Secondo quanto ricostruito dagli investigatori, il raggiro sarebbe partito da una telefonata effettuata da un complice ancora da identificare. L’uomo si sarebbe spacciato per un appartenente all’Arma dei Carabinieri, comunicando alla vittima che era stata coinvolta in un grave incidente stradale.
Per rendere credibile la storia, il truffatore avrebbe prospettato alla donna pesanti conseguenze giudiziarie, chiedendole di consegnare immediatamente una somma di denaro e alcuni gioielli come presunta “cauzione”.

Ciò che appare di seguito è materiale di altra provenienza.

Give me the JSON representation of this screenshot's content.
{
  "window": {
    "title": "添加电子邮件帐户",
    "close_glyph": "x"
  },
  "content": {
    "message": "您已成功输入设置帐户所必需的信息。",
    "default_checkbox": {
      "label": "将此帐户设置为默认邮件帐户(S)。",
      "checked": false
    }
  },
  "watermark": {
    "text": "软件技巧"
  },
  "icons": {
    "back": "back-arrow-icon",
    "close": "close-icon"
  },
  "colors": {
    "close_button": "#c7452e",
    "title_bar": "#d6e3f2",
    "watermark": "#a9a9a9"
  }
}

Mentre l’anziana era ancora al telefono, i due arrestati si sarebbero presentati presso la sua abitazione di via delle Baleniere per ritirare quanto richiesto.
A far saltare il piano è stata un’amica della vittima. Insospettita dal contenuto della conversazione telefonica, la donna ha compreso che qualcosa non tornava e ha immediatamente allertato le forze dell’ordine.
L’intervento dei Carabinieri della Stazione di Roma Ostia è stato tempestivo. I militari hanno raggiunto l’appartamento e bloccato i due sospettati all’interno dell’abitazione.
Denaro e oggetti in oro sono stati recuperati e restituiti integralmente all’87enne, che non ha così subito il danno economico.
Gli accertamenti non si sono però conclusi con l’intervento nell’abitazione della vittima. I Carabinieri hanno effettuato una perquisizione presso la casa del 38enne, a Roma.
Nel corso del controllo sono stati trovati 818 grammi di cocaina, quantitativo che ha fatto scattare per l’uomo anche l’accusa di detenzione ai fini di spaccio di sostanze stupefacenti. La droga è stata sequestrata.
I due sono stati arrestati e condotti nelle aule di piazzale Clodio, dove l’arresto è stato convalidato.
La vicenda resta al vaglio dell’autorità giudiziaria: gli arrestati sono gravemente indiziati dei reati contestati e la loro responsabilità dovrà essere accertata con sentenza definitiva, nel rispetto della presunzione di innocenza.